Chapter 4 Missing values
Missing information includes -
- file information missing: user_11 is missing sleep.csv information
- No clock genes and hormones concentrations data was provided for User_21 due to problem in the salivary samples that do not permit to analyse it.
- Missing age for user_18 in user_info
- Only user_13 has missing values in questionnaire record
Since the aim of our project is to define a metric for sleep quality and identify variables with that affect it, user 11 was excluded from all the analysis performed.
4.1 Missing Value Plot
Here we revise the function we created in problem set 4 to plot the missing patterns. The number of missing values are very few (mentioned above). We generated missing value plots only for questionnaire
and activity
as they seemed to exhibit some pattern.
As shown in the plots, only one row with missing values exist in activity
and questionnaire
, respectively.
There is only one missing value in “End” variable which is defined as the time of the day when the event or activity concluded.
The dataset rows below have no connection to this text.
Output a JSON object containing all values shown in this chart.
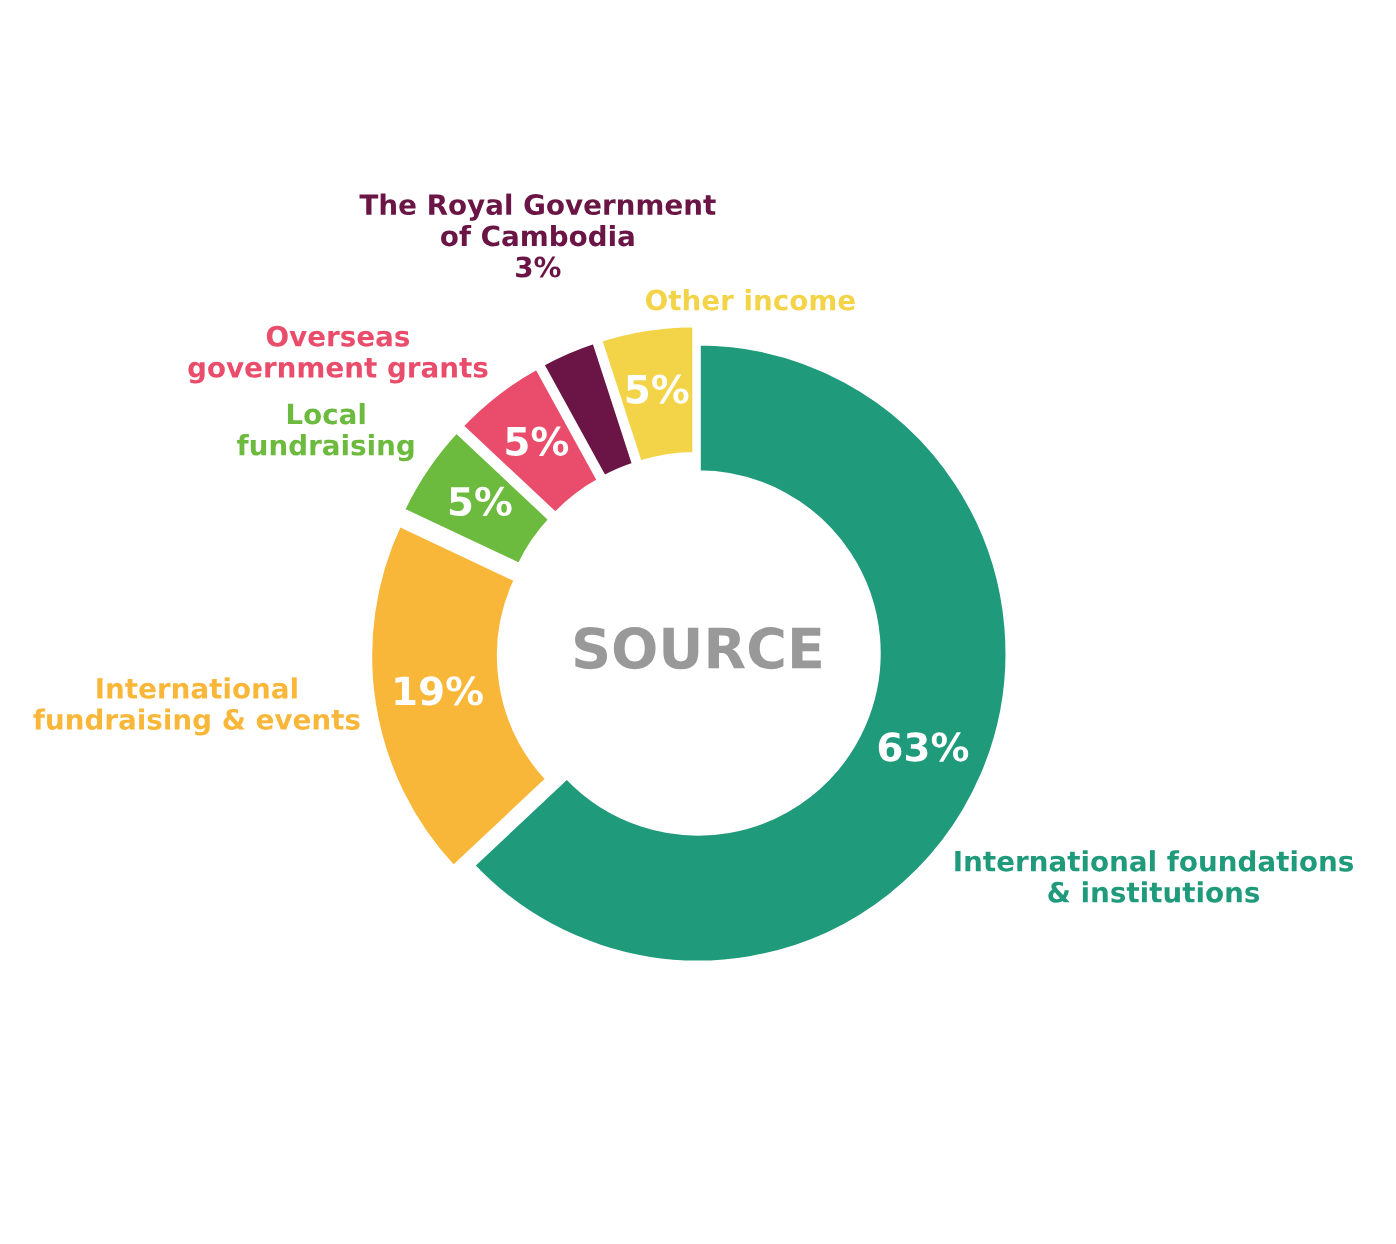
{
  "chart_data": {
    "type": "donut",
    "categories": [
      "International foundations\n& institutions",
      "International\nfundraising & events",
      "Local\nfundraising",
      "Overseas\ngovernment grants",
      "The Royal Government\nof Cambodia",
      "Other income"
    ],
    "values": [
      63,
      19,
      5,
      5,
      3,
      5
    ],
    "value_labels": [
      "63%",
      "19%",
      "5%",
      "5%",
      "3%",
      "5%"
    ],
    "colors": [
      "#1f9a7b",
      "#f9b73a",
      "#6cba3e",
      "#ea4d6b",
      "#6a1545",
      "#f3d449"
    ],
    "annotations": [
      "SOURCE"
    ],
    "legend": false
  }
}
For example, if a user smoked from 10:30 AM to 10:40 AM then End
would be set to 10:40 AM. Except this one missing value, all others are complete cases.
Similar to activity
, this file category has only two patterns - complete cases and two missing values that correspond to the levels of a variable “PANAS”. PANAS is defined as the positive and negative affect schedule. It gives a score rating between 5 and 50 for both positive and negative emotions and higher the value, the higher is the perceived emotion. There is only one row that is not complete and is present in the records of user 13.